For medium-term investors
- Preferred stance: selective risk with cash ready, not blanket de-risking.
- Stronger themes: energy cash-flow exposure, quality balance sheets, and selective FX if the dollar fails to strengthen on bad inflation optics.
- Weaker themes: the most crowded AI hardware names and leverage-heavy momentum names.
- Do not chase: war-premium spikes in oil or panic lows in gold without confirmation.
- Better entry areas: post-auction and post-Oracle once rates and AI demand read-through are clearer.

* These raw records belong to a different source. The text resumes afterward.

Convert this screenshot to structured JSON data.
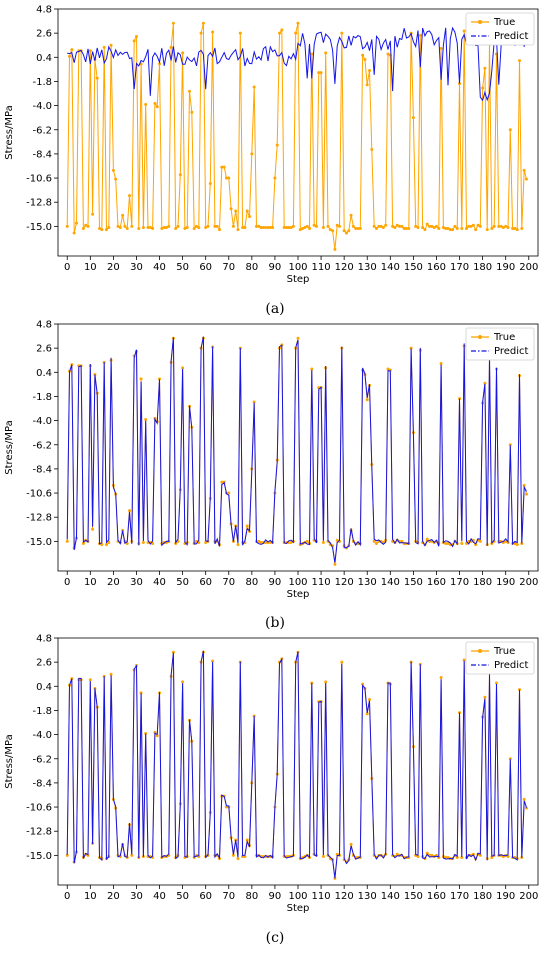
{
  "colors": {
    "true": "#FFA500",
    "predict": "#1515E8"
  },
  "chart_data": [
    {
      "type": "line",
      "caption": "(a)",
      "xlabel": "Step",
      "ylabel": "Stress/MPa",
      "xlim": [
        -4,
        204
      ],
      "ylim": [
        -17.7,
        4.8
      ],
      "xticks": [
        0,
        10,
        20,
        30,
        40,
        50,
        60,
        70,
        80,
        90,
        100,
        110,
        120,
        130,
        140,
        150,
        160,
        170,
        180,
        190,
        200
      ],
      "yticks": [
        4.8,
        2.6,
        0.4,
        -1.8,
        -4.0,
        -6.2,
        -8.4,
        -10.6,
        -12.8,
        -15.0
      ],
      "ytick_labels": [
        "4.8",
        "2.6",
        "0.4",
        "-1.8",
        "-4.0",
        "-6.2",
        "-8.4",
        "-10.6",
        "-12.8",
        "-15.0"
      ],
      "grid": false,
      "legend": "top-right",
      "series": [
        {
          "name": "True",
          "style": "solid",
          "marker": "circle",
          "values": []
        },
        {
          "name": "Predict",
          "style": "dash-dot",
          "marker": "x",
          "values": []
        }
      ]
    },
    {
      "type": "line",
      "caption": "(b)",
      "xlabel": "Step",
      "ylabel": "Stress/MPa",
      "xlim": [
        -4,
        204
      ],
      "ylim": [
        -17.7,
        4.8
      ],
      "xticks": [
        0,
        10,
        20,
        30,
        40,
        50,
        60,
        70,
        80,
        90,
        100,
        110,
        120,
        130,
        140,
        150,
        160,
        170,
        180,
        190,
        200
      ],
      "yticks": [
        4.8,
        2.6,
        0.4,
        -1.8,
        -4.0,
        -6.2,
        -8.4,
        -10.6,
        -12.8,
        -15.0
      ],
      "ytick_labels": [
        "4.8",
        "2.6",
        "0.4",
        "-1.8",
        "-4.0",
        "-6.2",
        "-8.4",
        "-10.6",
        "-12.8",
        "-15.0"
      ],
      "grid": false,
      "legend": "top-right",
      "series": [
        {
          "name": "True",
          "style": "solid",
          "marker": "circle",
          "values": []
        },
        {
          "name": "Predict",
          "style": "dash-dot",
          "marker": "x",
          "values": []
        }
      ]
    },
    {
      "type": "line",
      "caption": "(c)",
      "xlabel": "Step",
      "ylabel": "Stress/MPa",
      "xlim": [
        -4,
        204
      ],
      "ylim": [
        -17.7,
        4.8
      ],
      "xticks": [
        0,
        10,
        20,
        30,
        40,
        50,
        60,
        70,
        80,
        90,
        100,
        110,
        120,
        130,
        140,
        150,
        160,
        170,
        180,
        190,
        200
      ],
      "yticks": [
        4.8,
        2.6,
        0.4,
        -1.8,
        -4.0,
        -6.2,
        -8.4,
        -10.6,
        -12.8,
        -15.0
      ],
      "ytick_labels": [
        "4.8",
        "2.6",
        "0.4",
        "-1.8",
        "-4.0",
        "-6.2",
        "-8.4",
        "-10.6",
        "-12.8",
        "-15.0"
      ],
      "grid": false,
      "legend": "top-right",
      "series": [
        {
          "name": "True",
          "style": "solid",
          "marker": "circle",
          "values": []
        },
        {
          "name": "Predict",
          "style": "dash-dot",
          "marker": "x",
          "values": []
        }
      ]
    }
  ]
}
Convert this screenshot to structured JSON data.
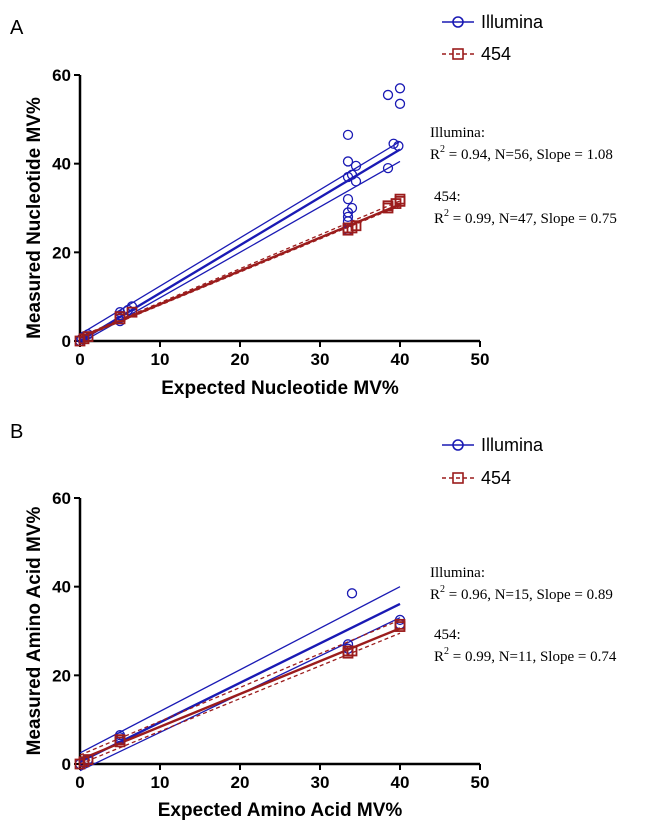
{
  "chart_data": [
    {
      "panel": "A",
      "type": "scatter",
      "xlabel": "Expected Nucleotide MV%",
      "ylabel": "Measured Nucleotide MV%",
      "xlim": [
        0,
        50
      ],
      "ylim": [
        0,
        60
      ],
      "xticks": [
        "0",
        "10",
        "20",
        "30",
        "40",
        "50"
      ],
      "yticks": [
        "0",
        "20",
        "40",
        "60"
      ],
      "legend": {
        "position": "top-right",
        "entries": [
          "Illumina",
          "454"
        ]
      },
      "series": [
        {
          "name": "Illumina",
          "color": "#1a1ab4",
          "marker": "circle",
          "points": [
            [
              0,
              0
            ],
            [
              0.2,
              0.5
            ],
            [
              0.5,
              1
            ],
            [
              1,
              1.5
            ],
            [
              5,
              4.5
            ],
            [
              5,
              5.2
            ],
            [
              5,
              5.8
            ],
            [
              5,
              6.5
            ],
            [
              6,
              7
            ],
            [
              6.5,
              7.8
            ],
            [
              33.5,
              25
            ],
            [
              33.5,
              27
            ],
            [
              33.5,
              28
            ],
            [
              33.5,
              29
            ],
            [
              33.5,
              32
            ],
            [
              33.5,
              37
            ],
            [
              33.5,
              40.5
            ],
            [
              33.5,
              46.5
            ],
            [
              34,
              30
            ],
            [
              34,
              37.5
            ],
            [
              34.5,
              36
            ],
            [
              34.5,
              39.5
            ],
            [
              38.5,
              39
            ],
            [
              38.5,
              55.5
            ],
            [
              39.2,
              44.5
            ],
            [
              39.8,
              44
            ],
            [
              40,
              53.5
            ],
            [
              40,
              57
            ]
          ],
          "fit": {
            "slope": 1.08,
            "intercept": 0,
            "ci_lower": [
              [
                0,
                -0.5
              ],
              [
                40,
                40.5
              ]
            ],
            "ci_upper": [
              [
                0,
                1.5
              ],
              [
                40,
                45
              ]
            ]
          }
        },
        {
          "name": "454",
          "color": "#9b1c1c",
          "marker": "square",
          "points": [
            [
              0,
              0
            ],
            [
              0.5,
              0.5
            ],
            [
              1,
              1
            ],
            [
              5,
              5
            ],
            [
              5,
              5.5
            ],
            [
              6.5,
              6.5
            ],
            [
              33.5,
              25
            ],
            [
              33.5,
              25.5
            ],
            [
              34,
              25.5
            ],
            [
              34.5,
              26
            ],
            [
              38.5,
              30
            ],
            [
              38.5,
              30.5
            ],
            [
              39.5,
              31
            ],
            [
              40,
              31.5
            ],
            [
              40,
              32
            ]
          ],
          "fit": {
            "slope": 0.75,
            "intercept": 0.8,
            "ci_lower": [
              [
                0,
                0.6
              ],
              [
                40,
                30.5
              ]
            ],
            "ci_upper": [
              [
                0,
                1
              ],
              [
                40,
                31.6
              ]
            ]
          }
        }
      ],
      "annotations": [
        {
          "label": "Illumina:",
          "r2": "= 0.94, N=56, Slope = 1.08"
        },
        {
          "label": "454:",
          "r2": "= 0.99, N=47, Slope = 0.75"
        }
      ]
    },
    {
      "panel": "B",
      "type": "scatter",
      "xlabel": "Expected Amino Acid MV%",
      "ylabel": "Measured Amino Acid MV%",
      "xlim": [
        0,
        50
      ],
      "ylim": [
        0,
        60
      ],
      "xticks": [
        "0",
        "10",
        "20",
        "30",
        "40",
        "50"
      ],
      "yticks": [
        "0",
        "20",
        "40",
        "60"
      ],
      "legend": {
        "position": "top-right",
        "entries": [
          "Illumina",
          "454"
        ]
      },
      "series": [
        {
          "name": "Illumina",
          "color": "#1a1ab4",
          "marker": "circle",
          "points": [
            [
              0,
              0
            ],
            [
              0.5,
              0.5
            ],
            [
              1,
              1
            ],
            [
              5,
              5.5
            ],
            [
              5,
              6
            ],
            [
              5,
              6.5
            ],
            [
              33.5,
              26
            ],
            [
              33.5,
              27
            ],
            [
              34,
              38.5
            ],
            [
              40,
              31.5
            ],
            [
              40,
              32.5
            ]
          ],
          "fit": {
            "slope": 0.89,
            "intercept": 0.5,
            "ci_lower": [
              [
                0,
                -1.5
              ],
              [
                40,
                33
              ]
            ],
            "ci_upper": [
              [
                0,
                2.5
              ],
              [
                40,
                40
              ]
            ]
          }
        },
        {
          "name": "454",
          "color": "#9b1c1c",
          "marker": "square",
          "points": [
            [
              0,
              0
            ],
            [
              0.5,
              0.5
            ],
            [
              1,
              1
            ],
            [
              5,
              5
            ],
            [
              5,
              5.5
            ],
            [
              33.5,
              25
            ],
            [
              33.5,
              25.5
            ],
            [
              34,
              25.5
            ],
            [
              40,
              31
            ],
            [
              40,
              31.5
            ]
          ],
          "fit": {
            "slope": 0.74,
            "intercept": 1,
            "ci_lower": [
              [
                0,
                0
              ],
              [
                40,
                29.5
              ]
            ],
            "ci_upper": [
              [
                0,
                2
              ],
              [
                40,
                32.5
              ]
            ]
          }
        }
      ],
      "annotations": [
        {
          "label": "Illumina:",
          "r2": "= 0.96, N=15, Slope = 0.89"
        },
        {
          "label": "454:",
          "r2": "= 0.99, N=11, Slope = 0.74"
        }
      ]
    }
  ]
}
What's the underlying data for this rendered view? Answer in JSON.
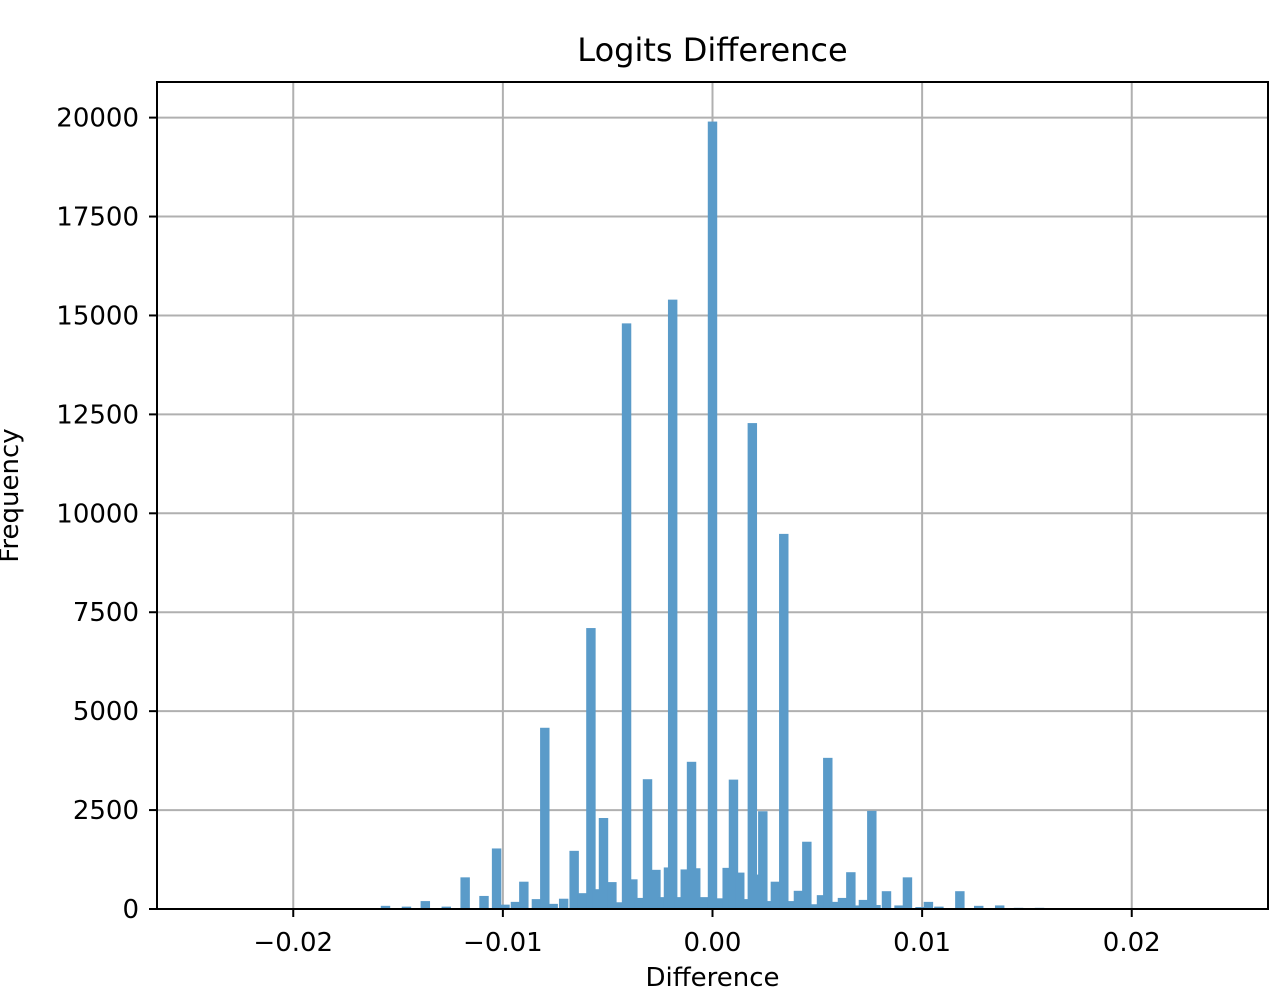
{
  "chart_data": {
    "type": "bar",
    "title": "Logits Difference",
    "xlabel": "Difference",
    "ylabel": "Frequency",
    "xlim": [
      -0.0265,
      0.0265
    ],
    "ylim": [
      0,
      20900
    ],
    "grid": true,
    "legend": "none",
    "bar_color": "#5a9bc9",
    "bin_width": 0.00045,
    "x_ticks": [
      {
        "value": -0.02,
        "label": "−0.02"
      },
      {
        "value": -0.01,
        "label": "−0.01"
      },
      {
        "value": 0.0,
        "label": "0.00"
      },
      {
        "value": 0.01,
        "label": "0.01"
      },
      {
        "value": 0.02,
        "label": "0.02"
      }
    ],
    "y_ticks": [
      {
        "value": 0,
        "label": "0"
      },
      {
        "value": 2500,
        "label": "2500"
      },
      {
        "value": 5000,
        "label": "5000"
      },
      {
        "value": 7500,
        "label": "7500"
      },
      {
        "value": 10000,
        "label": "10000"
      },
      {
        "value": 12500,
        "label": "12500"
      },
      {
        "value": 15000,
        "label": "15000"
      },
      {
        "value": 17500,
        "label": "17500"
      },
      {
        "value": 20000,
        "label": "20000"
      }
    ],
    "x": [
      -0.0156,
      -0.0146,
      -0.0137,
      -0.0127,
      -0.0118,
      -0.0109,
      -0.0103,
      -0.0099,
      -0.0094,
      -0.009,
      -0.0084,
      -0.008,
      -0.0076,
      -0.0071,
      -0.0066,
      -0.0062,
      -0.0058,
      -0.0055,
      -0.0052,
      -0.0048,
      -0.0044,
      -0.0041,
      -0.0038,
      -0.0035,
      -0.0031,
      -0.0027,
      -0.0024,
      -0.0021,
      -0.0019,
      -0.0016,
      -0.0013,
      -0.001,
      -0.0008,
      -0.0004,
      -0.0001,
      0.0,
      0.0003,
      0.0007,
      0.001,
      0.0013,
      0.0017,
      0.0019,
      0.0021,
      0.0024,
      0.0028,
      0.003,
      0.0034,
      0.0038,
      0.0041,
      0.0045,
      0.0048,
      0.0052,
      0.0055,
      0.0058,
      0.0062,
      0.0066,
      0.0069,
      0.0072,
      0.0076,
      0.0078,
      0.0083,
      0.0089,
      0.0093,
      0.0099,
      0.0103,
      0.0108,
      0.0118,
      0.0127,
      0.0137,
      0.0146,
      0.0156
    ],
    "values": [
      80,
      60,
      200,
      60,
      800,
      330,
      1530,
      110,
      180,
      690,
      250,
      4580,
      130,
      260,
      1470,
      400,
      7100,
      500,
      2300,
      680,
      170,
      14800,
      750,
      280,
      3280,
      990,
      300,
      1050,
      15400,
      300,
      1000,
      3720,
      1030,
      300,
      260,
      19900,
      270,
      1040,
      3270,
      920,
      250,
      12280,
      870,
      2470,
      200,
      690,
      9480,
      200,
      460,
      1700,
      120,
      350,
      3820,
      180,
      280,
      930,
      90,
      230,
      2480,
      100,
      450,
      90,
      800,
      50,
      180,
      60,
      450,
      80,
      90,
      30,
      30
    ]
  }
}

- Medium-term read: if yields stay high and oil remains elevated, valuation-sensitive tech can still underperform even without a recession signal.
11. Risks and Invalidations
- A very strong 10-year auction that drags yields sharply lower.
- Any fast de-escalation in Gulf headlines that removes the oil premium.
- A sudden broad-based semiconductor recovery that repairs Nasdaq breadth.
- A sharp dollar reversal higher after the auction.
- A volatility spike above current levels that forces indiscriminate liquidation.
- Surprise policy or geopolitical headlines from the U.S., Iran, Israel, or Oman shipping lanes.
- Crypto liquidation cascades if BTC loses 61,800.
- Late-session repositioning ahead of Oracle that distorts the cash close.
12. Source and Evidence Summary
- Market data used: Yahoo Finance chart API for futures, FX, yields, VIX, commodities, crypto, major indices, and megacaps; Frankfurter for USDIDR cross-check.
- News and macro sources used: U.S. Bureau of Labor Statistics CPI release and CPI release calendar; U.S. Treasury auction schedule; Oracle Investor Relations event notice; Reuters-syndicated MarketScreener coverage; Metavulus internal realtime-news feed.
- Crypto derivatives used: Bybit public ticker/funding/open-interest endpoints and Deribit public futures summaries.
- Internal Metavulus sources used: realtime-news headline feed only, with no user-private data.
- Unavailable sources: Prime Markets terminal, MRKT Edge in Chrome, same-day ETF flow dashboard, live MOVE index, live credit spreads, dealer gamma, and a clean public USDCNY spot feed.